2004), with and without preprocessing the input vectors with Principal Component Analysis (PCA; (Pearson 1901); (Hotelling 1933)).
We also varied the recognition features provided to the techniques, using both character and token n-grams.
Gender recognition has also already been applied to Tweets. (2010) examined various traits of authors from India tweeting in English, combining character N-grams and sociolinguistic features like manner of laughing, honorifics, and smiley use.

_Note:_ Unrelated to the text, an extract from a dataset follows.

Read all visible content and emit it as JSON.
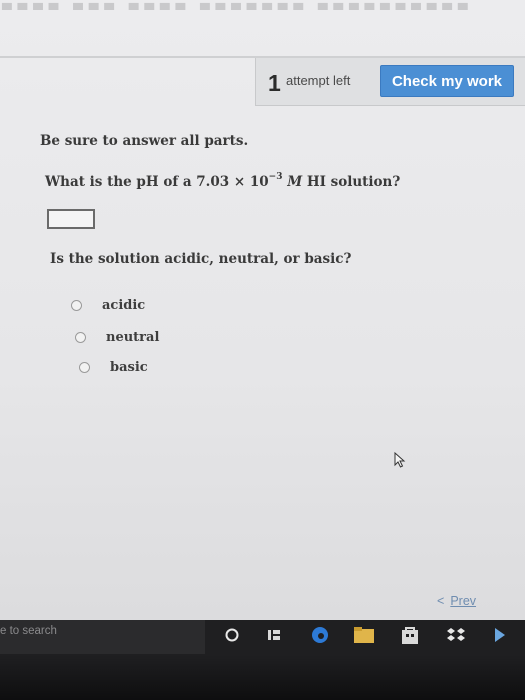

The authors do not report the set of slang words, but the non-dictionary words appear to be more related to style than to content, showing that purely linguistic behaviour can contribute information for gender recognition as well.Later, in 2004, the group collected a Blog Authorship Corpus (BAC; (Schler et al.2006)), containing about 700,000 posts to (in total about 140 million words) by almost 20,000 bloggers. Slightly more information seems to be coming from content (75.1% accuracy) than from style (72.0% accuracy). We see the women focusing on personal matters, leading to important content words like love and boyfriend, and important style words like I and other personal pronouns.Two other machine learning systems, Linguistic Profiling and Ti MBL, come close to this result, at least when the input is first preprocessed with PCA. Introduction In the Netherlands, we have a rather unique resource in the form of the Twi NL data set: a daily updated collection that probably contains at least 30% of the Dutch public tweet production since 2011 (Tjong Kim Sang and van den Bosch 2013).However, as any collection that is harvested automatically, its usability is reduced by a lack of reliable metadata.